İnsanlar kendi başlarına kaldıklarında yol yordam eksikliğinden dolayı çok fazla vakit kaybedebiliyor. Ben bu konuda çok şanslıydım. İngilizce olarak kaleme aldığım ilk kitabım ile Harper Collins’in düzenlediği bir yarışmaya katılmıştım. 60 ülkeden 14 bin kişinin katıldığı bir yarışmaydı. Yarışmadaki tek katılım şartı eserin İngilizce olmasıydı. ‘Beni hiç tanımayan uluslararası bir jüri kitabımı okuduğunda acaba ne hissedecek?’ düşüncesiyle yazdığım bir kitaptı. Bu süreçte çok iyi hocalarla tanışma imkânım oldu. Stephen King, John Grisham bunlardan bazılarıydı. Bu yazarlar bize orada eğitim de verdiler. Onlardan ilham alıp üzerine kendi deneyimlerimi de ekledim ve bunu Türkiye’deki okuyucularıma nasıl ulaştırabileceğimi düşünmeye başladım. Yolculuğumun anlamı benim için buydu. Eğitim serüvenim bu şekilde başladı.

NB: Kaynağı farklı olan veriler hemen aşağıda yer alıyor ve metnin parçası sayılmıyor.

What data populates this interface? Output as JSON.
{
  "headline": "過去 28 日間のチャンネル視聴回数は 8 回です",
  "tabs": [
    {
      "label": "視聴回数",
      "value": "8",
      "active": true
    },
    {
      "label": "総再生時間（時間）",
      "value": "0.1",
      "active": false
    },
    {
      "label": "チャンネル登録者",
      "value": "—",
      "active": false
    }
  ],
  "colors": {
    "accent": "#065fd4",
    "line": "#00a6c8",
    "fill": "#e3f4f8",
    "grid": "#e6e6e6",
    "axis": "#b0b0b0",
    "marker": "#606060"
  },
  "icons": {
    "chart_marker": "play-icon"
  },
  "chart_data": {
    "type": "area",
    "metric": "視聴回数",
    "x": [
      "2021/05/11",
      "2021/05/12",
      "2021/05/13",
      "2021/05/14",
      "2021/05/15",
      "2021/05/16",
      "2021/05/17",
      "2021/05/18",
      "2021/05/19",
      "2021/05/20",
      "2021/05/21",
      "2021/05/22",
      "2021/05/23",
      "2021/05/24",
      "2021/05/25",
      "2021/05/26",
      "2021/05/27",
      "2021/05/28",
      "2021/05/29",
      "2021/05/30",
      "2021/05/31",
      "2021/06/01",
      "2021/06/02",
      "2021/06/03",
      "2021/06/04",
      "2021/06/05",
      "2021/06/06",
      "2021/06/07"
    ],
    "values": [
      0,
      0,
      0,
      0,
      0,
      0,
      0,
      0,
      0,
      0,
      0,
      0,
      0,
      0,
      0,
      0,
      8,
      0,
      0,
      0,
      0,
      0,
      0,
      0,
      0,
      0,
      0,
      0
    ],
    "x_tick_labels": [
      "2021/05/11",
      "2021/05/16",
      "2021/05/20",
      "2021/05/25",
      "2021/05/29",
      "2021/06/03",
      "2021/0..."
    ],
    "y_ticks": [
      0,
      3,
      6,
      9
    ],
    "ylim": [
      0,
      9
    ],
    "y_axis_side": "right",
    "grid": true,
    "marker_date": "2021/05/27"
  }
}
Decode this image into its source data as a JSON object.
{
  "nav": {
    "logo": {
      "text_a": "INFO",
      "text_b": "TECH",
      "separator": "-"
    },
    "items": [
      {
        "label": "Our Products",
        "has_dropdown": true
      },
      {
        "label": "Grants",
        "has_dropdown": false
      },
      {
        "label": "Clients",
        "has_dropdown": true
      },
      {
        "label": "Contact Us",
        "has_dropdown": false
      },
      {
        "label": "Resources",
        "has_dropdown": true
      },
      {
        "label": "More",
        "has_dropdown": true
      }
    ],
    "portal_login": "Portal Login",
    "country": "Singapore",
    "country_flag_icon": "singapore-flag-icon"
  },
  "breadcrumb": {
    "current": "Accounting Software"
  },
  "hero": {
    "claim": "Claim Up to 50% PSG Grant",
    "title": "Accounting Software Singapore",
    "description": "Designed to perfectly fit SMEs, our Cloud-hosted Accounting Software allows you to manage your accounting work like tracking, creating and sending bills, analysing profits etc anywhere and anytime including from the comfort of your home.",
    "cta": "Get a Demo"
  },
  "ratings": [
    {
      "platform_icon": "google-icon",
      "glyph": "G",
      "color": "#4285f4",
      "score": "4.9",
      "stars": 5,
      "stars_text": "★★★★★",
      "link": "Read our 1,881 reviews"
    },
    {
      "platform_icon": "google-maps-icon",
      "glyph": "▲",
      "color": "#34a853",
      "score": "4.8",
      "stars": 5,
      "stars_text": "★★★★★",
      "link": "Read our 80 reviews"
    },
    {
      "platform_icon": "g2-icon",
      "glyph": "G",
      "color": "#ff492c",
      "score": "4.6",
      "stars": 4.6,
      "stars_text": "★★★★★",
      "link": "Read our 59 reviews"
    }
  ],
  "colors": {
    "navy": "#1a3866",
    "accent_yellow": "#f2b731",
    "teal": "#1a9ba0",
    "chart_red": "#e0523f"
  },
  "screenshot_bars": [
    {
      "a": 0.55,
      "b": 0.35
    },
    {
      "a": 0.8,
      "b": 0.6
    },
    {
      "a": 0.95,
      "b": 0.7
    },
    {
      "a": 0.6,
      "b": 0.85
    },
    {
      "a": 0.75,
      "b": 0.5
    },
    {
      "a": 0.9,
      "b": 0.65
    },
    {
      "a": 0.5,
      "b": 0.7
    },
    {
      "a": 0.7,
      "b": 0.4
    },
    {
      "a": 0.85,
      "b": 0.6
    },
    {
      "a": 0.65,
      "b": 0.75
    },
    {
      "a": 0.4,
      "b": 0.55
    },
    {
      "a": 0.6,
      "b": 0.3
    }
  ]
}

Atölyenize gelen, sizinle çalışmak isteyen kişilerde aradığınız bir kriter veya nitelik var mı?
Aradığım kriterlerden biri öğrencilerimin disipline hazırlıklı olmaları. Yazarlığa heves eden kişiler bu işin yalnızca ilhamla yürümediğini bilmeli. Bilgi, donanım, disiplin gibi unsurlar olmadan hayal gücü yeterli değildir. İrade gücünüz ancak disiplinle ortaya çıkabiliyor. Dünyaya haykırmak istediğiniz bir mesaj, bir bilgi, bir bulgu ya da size ait bir tecrübe var ise onun üzerine bir olay örgüsü döşeyerek insanlara aktarabilirsiniz.

“İÇİNDE NEGATİF CÜMLELERİN OLDUĞU KELİMELER İNSANLARI RAHATSIZ EDİYOR”
Yaptığınız uluslararası girişimlerle Dünya Düşünce Özgürlüğü Günü’nü kurdunuz. Düşünce özgürlüğünü neden bu kadar önemsiyorsunuz?
İnsanların düşüncelerini paylaşma konusundaki çekincelerini, kırılganlıklarını, karşı tarafı kaybetme korkularını görünce tüm bunları düşünerek “Keşke insanlar düşüncelerinde özgür olabilse” dedim. Karşı tarafı kırmadan bazı gerçekleri aktarabilme becerisi kişinin sözel ve düşünsel yeteneklerine bağlı. Bir kıyafet ya da renk konusunda bir kişiye “Bu sana yakışmamış” demek yerine “Ten rengine bu renk daha uygun, böyle bir şey dener misin?” diyebilmek bile çok önemli. İçinde negatif cümlelerin olduğu kelimeler insanları rahatsız ediyor. Doğru kelimeleri kullanarak düşüncelerimizi karşı tarafa onları kırmadan aktarabiliriz.
 
Bugün sizce nasıl kutlanmalı ve nasıl idrak edilmeli?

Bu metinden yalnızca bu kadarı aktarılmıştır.